As a movement and party that believes in personal responsibility, it can be easy to throw around the same talking points and generalities that we do for other issues at this one. “There are more jobs than there are people, they can go get one.” “If you want to get out of that situation, you can do it if you just work hard enough.” “I’ve struggled in life and I’m doing just fine.” These are sayings we tweet, post, and mention in debates about general unemployment, social programs, and the American Dream. While these points can be valid in scenarios, they do not take into consideration the extreme obstacles that the homeless community faces in their daily lives and can often make conservatives seem like the out-of-touch privileged stereotypes people paint us to be. 

There are many small things that even those of us who have experienced some level of poverty take for granted and don’t realize are unobtainable for those facing homelessness. It is easy for us to say go out and apply for the many jobs available in our booming economy when we have access to the most basic hygienic products daily, can use public transportation without the threat of being kicked off, and can keep our clothing relatively clean and appropriate for work. It is incredibly difficult for those currently dealing with homelessness to have access to consistent showers, washing machines, work appropriate clothing, and public transportation. Beyond that many jobs also now have virtual applications and want resumes sent in. Once again, something those of that can walk into a public library even without the threat of being kicked out and accused of loitering don’t realize is an obstacle for those living in homelessness. 

Because of these obstacles on top of even just the difficulty of surviving harsh environments and weather without consistent and guaranteed shelter and risk of violence against them, it so often doesn’t matter how badly these individuals want a job and steady income. It can almost feel and be impossible. 

As if that rhetoric we say wasn’t bad enough, we also immediately throw ill-intentions on the homeless. As someone who was raised even in poverty to always give even the very little we had to those in worse situations, if I have cash in my wallet I will give to those on the street asking for money. This point of view is met by liberals and conservatives alike with, “They’re just going to spend it on drugs or booze. You’d be better off buying them food.” I am daring every person who has ever said this to actually pull over the next time you say it and buy the person that fast food meal to prove you mean it. Because too often people use that as an excuse to continue to go on and ignore the suffering of their fellow people. 

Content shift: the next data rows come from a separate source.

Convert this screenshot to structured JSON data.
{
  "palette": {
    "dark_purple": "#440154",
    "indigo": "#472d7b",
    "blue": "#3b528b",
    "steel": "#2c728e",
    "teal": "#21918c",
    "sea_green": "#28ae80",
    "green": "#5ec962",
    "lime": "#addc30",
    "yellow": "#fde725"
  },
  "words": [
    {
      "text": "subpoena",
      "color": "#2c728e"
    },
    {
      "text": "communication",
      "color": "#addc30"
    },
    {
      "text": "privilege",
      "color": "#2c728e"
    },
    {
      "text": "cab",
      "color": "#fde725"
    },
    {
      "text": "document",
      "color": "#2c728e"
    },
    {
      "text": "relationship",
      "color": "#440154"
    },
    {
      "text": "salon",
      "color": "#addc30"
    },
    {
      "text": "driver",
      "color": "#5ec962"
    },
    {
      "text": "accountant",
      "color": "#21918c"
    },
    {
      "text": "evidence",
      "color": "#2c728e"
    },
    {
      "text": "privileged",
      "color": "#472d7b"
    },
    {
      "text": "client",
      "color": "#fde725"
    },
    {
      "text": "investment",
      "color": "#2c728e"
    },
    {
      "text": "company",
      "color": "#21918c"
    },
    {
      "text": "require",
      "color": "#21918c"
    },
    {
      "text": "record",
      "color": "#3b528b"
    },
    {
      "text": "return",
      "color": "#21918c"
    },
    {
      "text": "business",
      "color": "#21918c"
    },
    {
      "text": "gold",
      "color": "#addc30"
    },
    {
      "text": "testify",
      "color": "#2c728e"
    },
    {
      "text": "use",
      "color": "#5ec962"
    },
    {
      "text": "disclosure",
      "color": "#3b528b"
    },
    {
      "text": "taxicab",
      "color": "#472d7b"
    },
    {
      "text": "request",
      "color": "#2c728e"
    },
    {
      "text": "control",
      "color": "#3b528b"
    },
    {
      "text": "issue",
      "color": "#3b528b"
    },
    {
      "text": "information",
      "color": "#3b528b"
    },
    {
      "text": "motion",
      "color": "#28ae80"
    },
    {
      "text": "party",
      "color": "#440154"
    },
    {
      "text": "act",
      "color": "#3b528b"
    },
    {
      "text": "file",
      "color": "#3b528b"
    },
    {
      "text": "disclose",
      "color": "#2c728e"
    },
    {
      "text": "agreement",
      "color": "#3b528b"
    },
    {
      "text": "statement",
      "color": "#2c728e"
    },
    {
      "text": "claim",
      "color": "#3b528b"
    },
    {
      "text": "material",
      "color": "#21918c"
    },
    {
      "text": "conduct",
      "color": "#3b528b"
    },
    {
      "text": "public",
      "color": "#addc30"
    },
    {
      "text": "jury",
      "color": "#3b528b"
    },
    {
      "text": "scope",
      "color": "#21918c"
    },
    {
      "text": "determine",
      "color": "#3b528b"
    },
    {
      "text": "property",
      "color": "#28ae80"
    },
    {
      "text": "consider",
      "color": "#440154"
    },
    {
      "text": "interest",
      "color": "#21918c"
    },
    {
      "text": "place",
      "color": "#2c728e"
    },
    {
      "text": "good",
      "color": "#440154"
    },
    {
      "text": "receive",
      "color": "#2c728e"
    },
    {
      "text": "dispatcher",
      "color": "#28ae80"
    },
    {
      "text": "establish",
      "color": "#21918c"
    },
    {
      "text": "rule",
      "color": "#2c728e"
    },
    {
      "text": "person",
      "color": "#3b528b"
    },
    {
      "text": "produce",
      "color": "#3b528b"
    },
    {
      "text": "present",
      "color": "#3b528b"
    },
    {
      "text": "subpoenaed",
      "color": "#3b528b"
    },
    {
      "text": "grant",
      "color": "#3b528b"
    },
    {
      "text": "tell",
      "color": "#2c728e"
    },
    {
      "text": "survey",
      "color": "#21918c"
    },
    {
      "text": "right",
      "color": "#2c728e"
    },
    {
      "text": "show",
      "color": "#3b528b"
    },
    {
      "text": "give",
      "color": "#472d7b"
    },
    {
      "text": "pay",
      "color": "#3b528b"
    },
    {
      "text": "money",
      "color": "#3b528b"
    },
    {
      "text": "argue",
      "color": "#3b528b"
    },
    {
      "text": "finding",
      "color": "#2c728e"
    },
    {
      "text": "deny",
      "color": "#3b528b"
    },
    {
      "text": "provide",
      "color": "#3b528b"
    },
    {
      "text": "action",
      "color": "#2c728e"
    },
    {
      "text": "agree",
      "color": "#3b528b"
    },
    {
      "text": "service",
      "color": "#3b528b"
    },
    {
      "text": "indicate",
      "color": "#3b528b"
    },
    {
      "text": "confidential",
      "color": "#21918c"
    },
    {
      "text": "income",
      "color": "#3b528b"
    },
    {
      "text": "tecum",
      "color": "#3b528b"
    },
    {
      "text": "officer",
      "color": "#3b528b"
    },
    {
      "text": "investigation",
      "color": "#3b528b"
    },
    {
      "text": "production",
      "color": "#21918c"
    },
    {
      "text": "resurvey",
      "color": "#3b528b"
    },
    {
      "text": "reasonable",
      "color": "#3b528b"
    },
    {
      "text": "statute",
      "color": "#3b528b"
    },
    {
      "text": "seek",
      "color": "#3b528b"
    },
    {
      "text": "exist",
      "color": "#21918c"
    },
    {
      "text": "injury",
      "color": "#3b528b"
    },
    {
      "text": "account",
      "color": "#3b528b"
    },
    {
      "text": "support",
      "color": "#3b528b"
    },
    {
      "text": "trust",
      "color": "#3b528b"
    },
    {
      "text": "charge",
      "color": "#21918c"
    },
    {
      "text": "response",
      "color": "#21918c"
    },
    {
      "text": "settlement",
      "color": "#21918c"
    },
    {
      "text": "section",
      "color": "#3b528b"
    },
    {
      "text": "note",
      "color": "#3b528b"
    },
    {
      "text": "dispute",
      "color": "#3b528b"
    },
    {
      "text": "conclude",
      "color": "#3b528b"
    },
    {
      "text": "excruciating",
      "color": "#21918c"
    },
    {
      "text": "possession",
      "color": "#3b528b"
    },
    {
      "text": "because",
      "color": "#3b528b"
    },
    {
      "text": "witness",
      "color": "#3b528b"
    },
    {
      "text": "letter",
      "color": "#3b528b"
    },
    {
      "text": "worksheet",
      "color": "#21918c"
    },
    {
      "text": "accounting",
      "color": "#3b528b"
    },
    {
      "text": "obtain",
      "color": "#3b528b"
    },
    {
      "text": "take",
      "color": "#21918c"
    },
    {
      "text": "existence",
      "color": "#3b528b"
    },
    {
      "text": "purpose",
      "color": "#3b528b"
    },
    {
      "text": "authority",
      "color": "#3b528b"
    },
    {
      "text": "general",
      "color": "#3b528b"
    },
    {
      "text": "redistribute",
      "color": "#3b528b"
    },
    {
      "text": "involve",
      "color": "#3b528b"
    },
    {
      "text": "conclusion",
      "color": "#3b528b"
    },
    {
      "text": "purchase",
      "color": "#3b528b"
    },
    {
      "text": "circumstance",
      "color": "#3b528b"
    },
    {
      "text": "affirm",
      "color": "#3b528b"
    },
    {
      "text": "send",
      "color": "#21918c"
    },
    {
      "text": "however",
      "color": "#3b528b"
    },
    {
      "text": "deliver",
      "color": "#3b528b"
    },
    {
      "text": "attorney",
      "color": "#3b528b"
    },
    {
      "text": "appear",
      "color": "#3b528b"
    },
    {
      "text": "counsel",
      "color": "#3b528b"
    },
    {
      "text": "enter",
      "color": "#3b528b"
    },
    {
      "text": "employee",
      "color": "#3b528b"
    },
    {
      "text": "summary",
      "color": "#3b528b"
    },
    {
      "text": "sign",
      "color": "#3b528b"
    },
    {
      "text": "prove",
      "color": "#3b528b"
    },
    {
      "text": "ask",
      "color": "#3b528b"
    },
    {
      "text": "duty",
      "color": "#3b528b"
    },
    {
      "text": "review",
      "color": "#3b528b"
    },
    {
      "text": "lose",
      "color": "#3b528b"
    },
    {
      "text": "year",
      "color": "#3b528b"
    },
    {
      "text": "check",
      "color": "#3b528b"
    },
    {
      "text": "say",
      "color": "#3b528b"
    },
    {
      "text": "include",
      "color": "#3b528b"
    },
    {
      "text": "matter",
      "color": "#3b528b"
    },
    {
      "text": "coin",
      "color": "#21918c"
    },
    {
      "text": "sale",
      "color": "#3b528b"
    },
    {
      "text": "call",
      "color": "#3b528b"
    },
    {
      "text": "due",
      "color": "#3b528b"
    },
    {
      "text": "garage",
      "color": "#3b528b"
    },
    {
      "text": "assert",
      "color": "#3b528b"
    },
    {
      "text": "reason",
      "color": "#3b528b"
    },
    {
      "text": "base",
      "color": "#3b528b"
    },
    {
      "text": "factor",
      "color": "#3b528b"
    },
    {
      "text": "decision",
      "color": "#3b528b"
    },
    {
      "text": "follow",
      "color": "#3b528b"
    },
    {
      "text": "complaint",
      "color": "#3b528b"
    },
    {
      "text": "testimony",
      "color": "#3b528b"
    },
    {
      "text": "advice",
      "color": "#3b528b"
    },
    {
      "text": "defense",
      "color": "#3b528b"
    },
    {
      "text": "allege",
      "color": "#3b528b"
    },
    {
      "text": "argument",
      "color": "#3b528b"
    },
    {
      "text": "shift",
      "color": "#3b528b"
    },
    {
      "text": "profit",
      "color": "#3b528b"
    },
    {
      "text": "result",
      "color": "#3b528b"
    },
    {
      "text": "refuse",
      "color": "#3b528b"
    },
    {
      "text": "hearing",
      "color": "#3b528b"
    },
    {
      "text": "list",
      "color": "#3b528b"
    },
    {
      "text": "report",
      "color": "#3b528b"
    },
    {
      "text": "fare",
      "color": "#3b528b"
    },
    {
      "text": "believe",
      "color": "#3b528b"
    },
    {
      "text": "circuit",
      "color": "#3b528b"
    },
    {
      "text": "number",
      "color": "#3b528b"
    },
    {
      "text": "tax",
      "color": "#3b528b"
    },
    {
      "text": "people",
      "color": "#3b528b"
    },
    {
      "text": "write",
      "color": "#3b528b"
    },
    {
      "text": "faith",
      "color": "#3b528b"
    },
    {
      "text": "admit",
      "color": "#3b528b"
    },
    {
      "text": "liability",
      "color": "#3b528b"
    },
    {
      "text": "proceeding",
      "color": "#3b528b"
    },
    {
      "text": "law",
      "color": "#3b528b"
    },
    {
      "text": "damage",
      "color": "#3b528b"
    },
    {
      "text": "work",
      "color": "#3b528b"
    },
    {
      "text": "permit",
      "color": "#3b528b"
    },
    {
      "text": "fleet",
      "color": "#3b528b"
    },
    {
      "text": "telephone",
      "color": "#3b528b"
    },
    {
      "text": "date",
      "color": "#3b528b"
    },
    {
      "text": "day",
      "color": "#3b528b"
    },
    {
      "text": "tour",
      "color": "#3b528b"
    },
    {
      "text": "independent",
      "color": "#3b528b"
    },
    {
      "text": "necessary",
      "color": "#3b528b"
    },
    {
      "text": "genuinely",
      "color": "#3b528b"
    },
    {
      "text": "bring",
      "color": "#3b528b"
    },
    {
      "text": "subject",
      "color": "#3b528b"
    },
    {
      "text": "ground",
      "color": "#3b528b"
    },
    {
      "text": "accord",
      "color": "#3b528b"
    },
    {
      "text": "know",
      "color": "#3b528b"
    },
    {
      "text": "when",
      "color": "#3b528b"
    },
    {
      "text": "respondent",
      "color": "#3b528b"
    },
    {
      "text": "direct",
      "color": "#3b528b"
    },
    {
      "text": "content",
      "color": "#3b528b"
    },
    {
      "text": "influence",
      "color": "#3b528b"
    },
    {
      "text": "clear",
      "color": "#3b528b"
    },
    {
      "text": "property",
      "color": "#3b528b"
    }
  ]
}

We, as conservatives, don’t need to think that government is the answer to fixing homelessness in this country. Because it’s never been and never will be. But that doesn’t mean that we should ignore, shame, and dismiss the genuine suffering and obstacles that our fellow Americans are facing in our wonderful country. Acknowledging that it can be almost impossible to get out of these situations alone without help, can help bolster and grow the private charities that are trying to do their best to help. Private hair salons, small stores, and shop owners are working to help people have access to hygienic products, haircuts, clothing for work, and transportation. By acknowledging the obstacles people who are homeless face, we can ensure these private charitable citizens are getting the resources and help they deserve to do even better work. 

No one in this country wants to be homeless, no one wants to live in fear and hunger never knowing if they will survive a cold night and wake up the next morning. We are so blind to the all the privileges we as Americans have even if we live in relative poverty that we can so easily not think about the people in this country that feel forgotten and uncared for. As conservatives who are compassionate and care about our fellow human beings, we should do better on what we say and how we think about the homeless community in this country. Let’s do better and make sure no one in this country feels forgotten and uncared for.